Mommy is a Mermaid

"Taiwan was fun, but not exactly the greatest place to live," said Jay. "So in 2005 I said, hey, let's go to Thailand!"

By | Tue 26 Feb 2013

When I was assigned to go interview the Belarusian mermaid that performs in the shark tank every weekend at the Chiang Mai Zoo Aquarium, I wasn’t quite sure what to expect.

What I found was a seemingly normal family, parents with two young children living in an upscale moo baan near Mae Hia. The spacious living room was strewn with toys, Jimmy Buffett memorabilia and a floppy grey bunny named Fluffy who hopped about like he owned the place, occasionally being scooped up for a snuggle.

In fact, neither Nika (the mermaid) nor her husband Jay Strifler have spent a day in their lives sitting in an office or staring at a computer. Jay dived for Canada in the 1984 and 1988 Olympics, and spent 15 years working as a stuntman for various TV shows and movies in Hollywood, including Miami Vice, Back to School and Moonlighting. After getting his fill of the Hollywood scene, he moved to China where he performed in a high dive show for a while, before being asked by the entertainment director if he wanted to become the show’s producer.

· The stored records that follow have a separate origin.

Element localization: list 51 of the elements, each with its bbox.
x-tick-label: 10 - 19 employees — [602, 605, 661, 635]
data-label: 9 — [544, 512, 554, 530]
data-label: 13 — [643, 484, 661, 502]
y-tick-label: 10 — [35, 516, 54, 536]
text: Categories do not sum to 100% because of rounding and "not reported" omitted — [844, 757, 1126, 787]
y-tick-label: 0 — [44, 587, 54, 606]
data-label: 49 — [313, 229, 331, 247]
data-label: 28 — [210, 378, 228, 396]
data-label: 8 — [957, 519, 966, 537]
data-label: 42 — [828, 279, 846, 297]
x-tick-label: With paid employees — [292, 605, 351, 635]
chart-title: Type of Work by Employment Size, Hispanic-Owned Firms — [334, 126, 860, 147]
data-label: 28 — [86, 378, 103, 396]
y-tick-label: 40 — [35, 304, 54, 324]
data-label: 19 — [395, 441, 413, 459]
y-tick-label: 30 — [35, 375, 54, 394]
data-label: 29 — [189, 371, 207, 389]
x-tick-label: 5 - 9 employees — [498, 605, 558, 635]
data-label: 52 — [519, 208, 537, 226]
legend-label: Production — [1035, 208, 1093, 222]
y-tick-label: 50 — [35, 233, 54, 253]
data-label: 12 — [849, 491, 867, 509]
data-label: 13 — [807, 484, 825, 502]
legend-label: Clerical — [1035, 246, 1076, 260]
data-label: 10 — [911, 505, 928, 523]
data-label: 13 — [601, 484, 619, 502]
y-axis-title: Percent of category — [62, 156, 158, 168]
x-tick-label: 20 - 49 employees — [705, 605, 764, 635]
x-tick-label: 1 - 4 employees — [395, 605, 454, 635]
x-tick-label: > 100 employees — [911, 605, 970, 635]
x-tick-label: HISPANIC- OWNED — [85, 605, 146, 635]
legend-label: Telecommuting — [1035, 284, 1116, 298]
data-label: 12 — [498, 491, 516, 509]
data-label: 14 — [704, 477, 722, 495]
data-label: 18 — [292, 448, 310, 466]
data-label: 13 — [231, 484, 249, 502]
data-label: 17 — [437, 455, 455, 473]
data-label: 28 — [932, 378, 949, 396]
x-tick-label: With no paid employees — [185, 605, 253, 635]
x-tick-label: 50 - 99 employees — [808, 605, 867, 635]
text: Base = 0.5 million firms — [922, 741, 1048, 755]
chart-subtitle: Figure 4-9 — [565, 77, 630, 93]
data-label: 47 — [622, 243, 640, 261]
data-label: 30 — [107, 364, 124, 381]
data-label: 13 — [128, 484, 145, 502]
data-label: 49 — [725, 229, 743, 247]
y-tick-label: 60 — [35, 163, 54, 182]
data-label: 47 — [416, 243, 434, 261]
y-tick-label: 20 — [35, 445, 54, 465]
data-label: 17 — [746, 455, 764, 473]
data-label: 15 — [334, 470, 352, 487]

“I’d never produced in my life, but the guy told me, ‘if you take this over I’ll teach you how to do it,’ so I figured I’d give it a shot,” said Jay. “I had no idea what I was doing so the first two or three years were rough, but eventually I got the hang of it.”

In fact, Jay had found his new calling. His next stop was Taiwan, where he got a job in a stunt show at a huge marine theme park called Ocean World. The show was thoroughly absurd, featuring a whole group of people performing death-defying stunts and acrobatics in and around the water to a soundtrack of Kenny Loggins’ ‘Danger Zone’.  Jay showed me an old video of him lighting himself on fire and jumping off a 30-metre high dive, engulfed in flames. In the pool below, beautiful water ballerinas kicked their powerful legs in a mesmerising, synchronised dance. One of those beauties was Nika. It was then that Jay realised he’d met his match.

Nika, an impossibly toned former World Cup synchronised swimmer from Belarus, spent her early years travelling the world, competing and performing all over Europe and Asia before coming to Ocean World in Taipei, where she fell in love with the smouldering (literally) high diver from Canada.

The couple soon got married, had a baby and moved to Phuket, where they had another baby.

“Taiwan was fun, but not exactly the greatest place to live,” said Jay. “So in 2005 I said, hey, let’s go to Thailand!”

Eventually, they decided to move from Phuket to Chiang Mai when they discovered that the aquarium there lacked a show like Nika’s, and was more than happy to employ her. Today, Nika, whose kids call her ‘Mommy Mermaid’, performs her completely self-designed shows at the Chiang Mai Zoo Aquarium every Saturday and Sunday. Inside the saltwater tank, dressed in a shimmering costume, Nika and her partner, another Belarusian athlete named Nadia, swoop  and swirl amidst the fishes, and yes, the sharks. “But actually,” she says, “they’re leopard sharks and they have no teeth, so they usually stay out of my way. The real struggle is trying not to kick the fish!”

Meanwhile, Jay runs the Taiwanese show from Chiang Mai, travelling back to Taipei just twice a year for three weeks at a time to check in on things. Other than that, he’s a stay-at-home dad, but he’s got ideas in the works.

“My show in Taiwan draws in two million people a year. And it’s awesome _ Hollywood-style stunts with high diving, fire diving, trampolines, jet skis. People don’t realise, in tourist capitals like Thailand these things can be huge money-makers. I know shows all over the world that make millions every year.  So now my dream is to start one in Chiang Mai,” he told me. “Chiang Mai needs a gritty, groovy, kick-ass stunt show.”

But for now, life is good, and the Strifler family’s aquamarine dreams float on.

Shows are Saturday and Sunday at 10.45 a.m. and 2.45 p.m. at Chiang Mai Zoo Aquarium.